I need to check if a string is hexadecimal. I learnt 2 approaches -
1.) Looping over each character
all(c in string.hexdigits for c in s) # Straight forward with no optimizations
2.) Use int() function to check for an error
try:
int(s, 16)
return True
except ValueError:
return False
In the 1st case I know the complexity is O(n). But what about the 2nd one? What is the time complexity there?
int(s, 16)
will still have complexity O(n), where n == len(s)
, but the two aren't directly comparable. int
will be iterating over the data at a lower level than all
, which is faster, but int
also does more work (it actually has to compute the integer value of s
).
So which is faster? You have to profile both.
In [1]: s = "783c"
In [2]: import string
In [3]: %timeit all(c in string.hexdigits for c in s)

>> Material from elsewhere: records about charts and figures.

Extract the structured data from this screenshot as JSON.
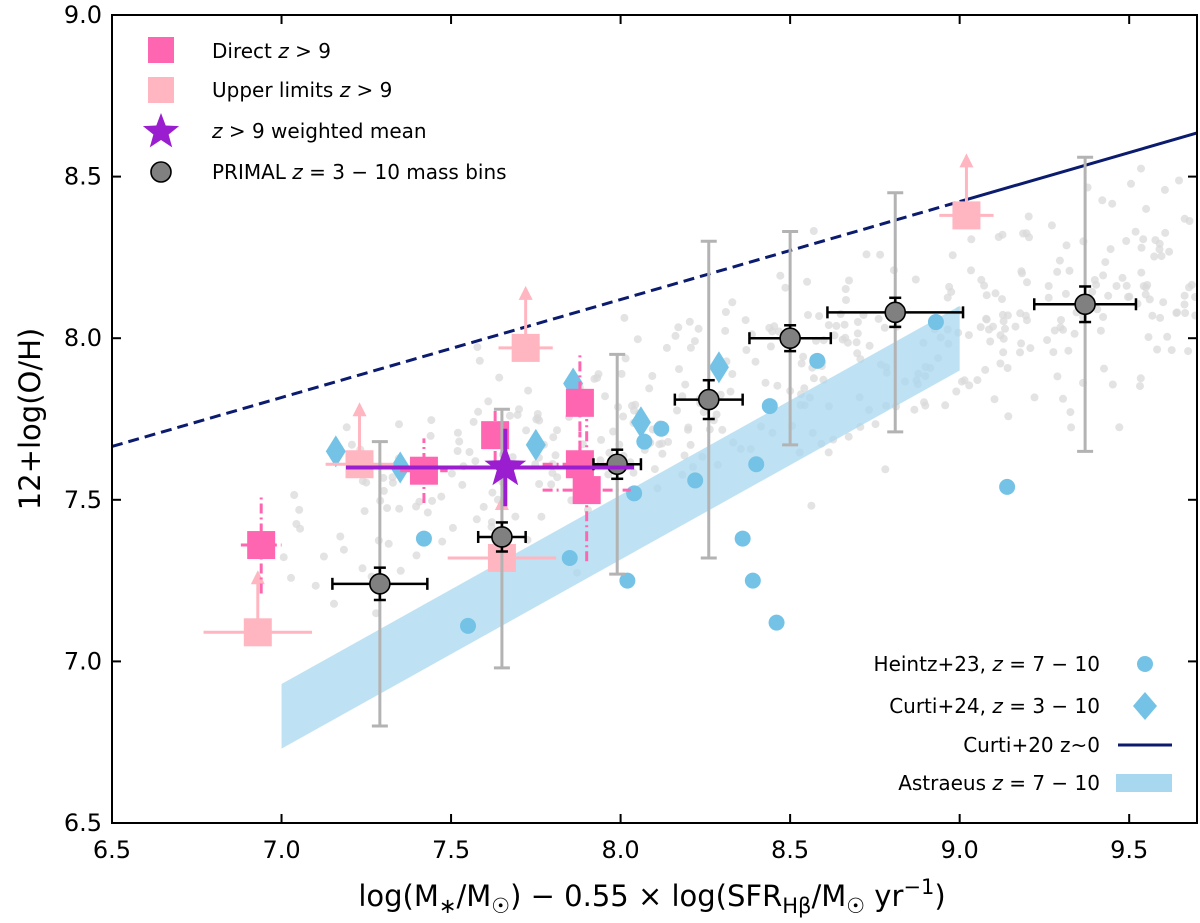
{
  "chart_data": {
    "type": "scatter",
    "xlabel": "log(M*/M⊙) − 0.55 × log(SFR_Hβ/M⊙ yr⁻¹)",
    "ylabel": "12+log(O/H)",
    "xlim": [
      6.5,
      9.7
    ],
    "ylim": [
      6.5,
      9.0
    ],
    "xticks": [
      "6.5",
      "7.0",
      "7.5",
      "8.0",
      "8.5",
      "9.0",
      "9.5"
    ],
    "yticks": [
      "6.5",
      "7.0",
      "7.5",
      "8.0",
      "8.5",
      "9.0"
    ],
    "legend_top": [
      {
        "label": "Direct z > 9"
      },
      {
        "label": "Upper limits z > 9"
      },
      {
        "label": "z > 9 weighted mean"
      },
      {
        "label": "PRIMAL z = 3 − 10 mass bins"
      }
    ],
    "legend_bottom": [
      {
        "label": "Heintz+23, z = 7 − 10"
      },
      {
        "label": "Curti+24, z = 3 − 10"
      },
      {
        "label": "Curti+20 z~0"
      },
      {
        "label": "Astraeus z = 7 − 10"
      }
    ],
    "colors": {
      "direct": "#ff66b2",
      "upper": "#ffb6c1",
      "mean": "#9a1ecf",
      "primal": "#808080",
      "heintz": "#74c3e6",
      "astraeus": "#a8d8ef",
      "curti20": "#0b1b6e",
      "background": "#d9d9d9"
    },
    "curti20": {
      "x": [
        6.5,
        9.7
      ],
      "y": [
        7.665,
        8.635
      ],
      "dashed_until_x": 9.0
    },
    "astraeus": {
      "x": [
        7.0,
        9.0
      ],
      "lower": [
        6.73,
        7.9
      ],
      "upper": [
        6.93,
        8.1
      ]
    },
    "direct": [
      {
        "x": 6.94,
        "y": 7.36,
        "xerr": 0.06,
        "yerr": 0.15
      },
      {
        "x": 7.42,
        "y": 7.59,
        "xerr": 0.07,
        "yerr": 0.1
      },
      {
        "x": 7.63,
        "y": 7.7,
        "xerr": 0.04,
        "yerr": 0.08
      },
      {
        "x": 7.88,
        "y": 7.8,
        "xerr": 0.03,
        "yerr": 0.15
      },
      {
        "x": 7.88,
        "y": 7.61,
        "xerr": 0.11,
        "yerr": 0.1
      },
      {
        "x": 7.9,
        "y": 7.53,
        "xerr": 0.13,
        "yerr": 0.22
      }
    ],
    "upper_limits": [
      {
        "x": 6.93,
        "y": 7.09,
        "xerr": 0.16
      },
      {
        "x": 7.23,
        "y": 7.61,
        "xerr": 0.1
      },
      {
        "x": 7.65,
        "y": 7.32,
        "xerr": 0.16
      },
      {
        "x": 7.72,
        "y": 7.97,
        "xerr": 0.08
      },
      {
        "x": 9.02,
        "y": 8.38,
        "xerr": 0.08
      }
    ],
    "mean": {
      "x": 7.66,
      "y": 7.6,
      "xerr_lo": 0.47,
      "xerr_hi": 0.38,
      "yerr_lo": 0.12,
      "yerr_hi": 0.12
    },
    "primal": [
      {
        "x": 7.29,
        "y": 7.24,
        "xerr": 0.14,
        "yerr": 0.05,
        "scatter_lo": 6.8,
        "scatter_hi": 7.68
      },
      {
        "x": 7.65,
        "y": 7.385,
        "xerr": 0.07,
        "yerr": 0.045,
        "scatter_lo": 6.98,
        "scatter_hi": 7.78
      },
      {
        "x": 7.99,
        "y": 7.61,
        "xerr": 0.07,
        "yerr": 0.045,
        "scatter_lo": 7.27,
        "scatter_hi": 7.95
      },
      {
        "x": 8.26,
        "y": 7.81,
        "xerr": 0.1,
        "yerr": 0.06,
        "scatter_lo": 7.32,
        "scatter_hi": 8.3
      },
      {
        "x": 8.5,
        "y": 8.0,
        "xerr": 0.12,
        "yerr": 0.04,
        "scatter_lo": 7.67,
        "scatter_hi": 8.33
      },
      {
        "x": 8.81,
        "y": 8.08,
        "xerr": 0.2,
        "yerr": 0.045,
        "scatter_lo": 7.71,
        "scatter_hi": 8.45
      },
      {
        "x": 9.37,
        "y": 8.105,
        "xerr": 0.15,
        "yerr": 0.055,
        "scatter_lo": 7.65,
        "scatter_hi": 8.56
      }
    ],
    "heintz": [
      [
        7.42,
        7.38
      ],
      [
        7.55,
        7.11
      ],
      [
        7.85,
        7.32
      ],
      [
        8.02,
        7.25
      ],
      [
        8.04,
        7.52
      ],
      [
        8.07,
        7.68
      ],
      [
        8.12,
        7.72
      ],
      [
        8.22,
        7.56
      ],
      [
        8.36,
        7.38
      ],
      [
        8.39,
        7.25
      ],
      [
        8.4,
        7.61
      ],
      [
        8.44,
        7.79
      ],
      [
        8.46,
        7.12
      ],
      [
        8.58,
        7.93
      ],
      [
        8.93,
        8.05
      ],
      [
        9.14,
        7.54
      ]
    ],
    "curti24": [
      [
        7.16,
        7.65
      ],
      [
        7.35,
        7.6
      ],
      [
        7.75,
        7.67
      ],
      [
        7.86,
        7.86
      ],
      [
        8.06,
        7.74
      ],
      [
        8.29,
        7.91
      ]
    ],
    "background_seed": 20240,
    "background_count": 420
  }
}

800 ns ± 3.23 ns per loop (mean ± std. dev. of 7 runs, 1000000 loops each)
In [4]: %%timeit
...: try:
...: int(s, 16)
...: except ValueError:
...: pass
...:
223 ns ± 1.8 ns per loop (mean ± std. dev. of 7 runs, 1000000 loops each)
Looks like internal iteration wins. I tested on an 9-digit string as well, and int
was still about 4x faster.
But what about invalid strings?
In [8]: s = 'g'
In [9]: %%timeit
...: try:
...: int(s, 16)
...: except ValueError:
...: pass
...:
1.09 µs ± 2.62 ns per loop (mean ± std. dev. of 7 runs, 1000000 loops each)
In [10]: %timeit all(c in string.hexdigits for c in s)
580 ns ± 6.55 ns per loop (mean ± std. dev. of 7 runs, 1000000 loops each)
Now, we're basically testing the benefit of short-circuiting versus the cost of catching an exception. What happens if the error occurs later in the string?
In [11]: s = "738ab89ffg"
In [12]: %timeit all(c in string.hexdigits for c in s)
1.59 µs ± 19.9 ns per loop (mean ± std. dev. of 7 runs, 1000000 loops each)
In [13]: %%timeit
...: try:
...: int(s, 16)
...: except ValueError:
...: pass
...:
1.25 µs ± 19.5 ns per loop (mean ± std. dev. of 7 runs, 1000000 loops each)
Now we're seeing the benefit to internal iteration again.